Looking for election night drama?
Don't stop at the historic presidential contest at the top of the ticket. Nearly a dozen Senate races around the country could reshape politics on Capitol Hill.
“Democrats have a realistic shot at getting a supermajority of 60 seats,” Republican pollster Neil Newhouse said. “Races we never really dreamed would become competitive are now within the margin of error.”
Even such “red state” strongholds as Georgia and Kentucky are in play.
Never miss a local story.
Blame it on President Bush, who's been deeply unpopular for the past two years, and on the public, which is downbeat about where the country is headed. The financial crisis was the equivalent of a roundhouse right, and opposition to the Iraq war remains strong.
Republicans have known for months that they were going to lose seats. Some have said that dropping only five or six Tuesday would be a “good night.”
The outlook in the House of Representatives isn't much better. Congress watchers predict the Democrats could add 25 to 30 seats to their 36-seat majority.
“The GOP motto is, ‘If we didn't have bad luck, we wouldn't have no luck at all,'” said Jennifer Duffy, a Senate analyst for the nonpartisan Cook Political Report. “What has gone right for them? There's just a lot of throwing up of hands right now.”
The big question is how many Senate seats will flip?
Democrats now have a 51-seat majority, including two independents who caucus with them. However, one is Sen. Joseph Lieberman, an independent from Connecticut, the Democratic party's 2004 vice presidential nominee and now its bete noire.
His former colleagues are nursing a grudge because he's campaigned for Republican presidential candidate John McCain and attacked Barack Obama at the Republican convention.
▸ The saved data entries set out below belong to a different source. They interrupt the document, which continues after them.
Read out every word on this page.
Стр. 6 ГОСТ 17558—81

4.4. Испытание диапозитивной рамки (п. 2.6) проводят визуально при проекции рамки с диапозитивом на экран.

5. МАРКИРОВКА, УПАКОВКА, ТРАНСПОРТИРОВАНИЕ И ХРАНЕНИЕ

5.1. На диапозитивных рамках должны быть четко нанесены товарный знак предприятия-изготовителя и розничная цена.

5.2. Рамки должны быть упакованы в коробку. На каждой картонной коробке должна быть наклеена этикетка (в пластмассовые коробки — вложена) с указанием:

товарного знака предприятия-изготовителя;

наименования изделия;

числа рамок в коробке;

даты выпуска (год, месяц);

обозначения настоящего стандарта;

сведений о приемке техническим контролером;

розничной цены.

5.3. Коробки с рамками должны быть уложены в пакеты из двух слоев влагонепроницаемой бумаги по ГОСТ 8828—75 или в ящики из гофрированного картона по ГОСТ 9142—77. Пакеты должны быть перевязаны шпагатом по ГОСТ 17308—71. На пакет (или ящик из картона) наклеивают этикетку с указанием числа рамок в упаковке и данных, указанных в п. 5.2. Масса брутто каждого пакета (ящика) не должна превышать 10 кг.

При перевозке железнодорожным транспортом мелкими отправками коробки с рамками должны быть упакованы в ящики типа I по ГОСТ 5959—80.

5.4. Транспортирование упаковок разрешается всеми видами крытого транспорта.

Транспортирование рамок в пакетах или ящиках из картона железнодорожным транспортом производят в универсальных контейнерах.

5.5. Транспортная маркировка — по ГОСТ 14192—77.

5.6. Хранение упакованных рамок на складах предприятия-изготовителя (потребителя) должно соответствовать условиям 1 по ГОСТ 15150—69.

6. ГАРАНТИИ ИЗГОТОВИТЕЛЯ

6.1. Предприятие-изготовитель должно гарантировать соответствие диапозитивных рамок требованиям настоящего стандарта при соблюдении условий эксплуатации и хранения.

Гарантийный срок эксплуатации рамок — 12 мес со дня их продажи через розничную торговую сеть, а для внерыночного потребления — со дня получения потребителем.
Democrats are looking for payback, while Republicans have put out the welcome mat.
If the Democrats get to 60 seats, that would give them – on paper – a filibuster-proof majority. They could then parry the Republicans' weapon of choice, which has stymied some of their legislative agenda over the past two years.
That would take a nine-seat rout, however, a tall order even in a Democratic-leaning season. It's been three decades since one party held that many seats: the Democrats in 1978-79, with a 61-seat majority.
“As for 60, it is possible,” Sen. Charles Schumer of New York, the chairman of the Democratic Senatorial Campaign Committee, told the National Press Club last week. “But given the red terrain we're fighting in, it's very difficult.”
Not impossible, however. Here's the lay of the land:
Senate Democrats started the year with an advantage. They have to defend a dozen seats, while Republicans have 23 on ballots.
Most of the Democratic seats are viewed as safe, according to surveys by Congressional Quarterly, the Cook Political Report and other analysts.
Democratic Sens. Mary Landrieu in Louisiana and Frank Lautenberg in New Jersey triggered GOP hopes, but recent polls have both Democrats ahead by at least 10 points.
Meanwhile, Republicans are circling the wagons. Far from making inroads onto Democratic turf, at least eight of their incumbents are in trouble.
In Alaska, Sen. Ted Stevens' chances for re-election were suspect even before his conviction on corruption charges.
Republican colleagues Saxby Chambliss in Georgia, Norm Coleman in Minnesota, Elizabeth Dole in North Carolina, Gordon Smith in Oregon, John Sununu in New Hampshire and Roger Wicker in Mississippi are all in close races.
Polls also find that Democrats have a chance of knocking off Senate Republican boss Mitch McConnell, the minority leader, who's in a tight race in Kentucky.
Democrats also are likely to pick up Republican seats in open contests in Virginia, Colorado and New Mexico, where all three incumbents are retiring, and a Democratic landslide could even take out popular Republicans such as Maine's Susan Collins.
“I don't think that there's any question that it's a tough election atmosphere for Republicans,” said Sen. John Ensign of Nevada, the chairman of the National Republican Senatorial Committee, who attended the same forum as Schumer last week. “That's just as honest as I can put it.”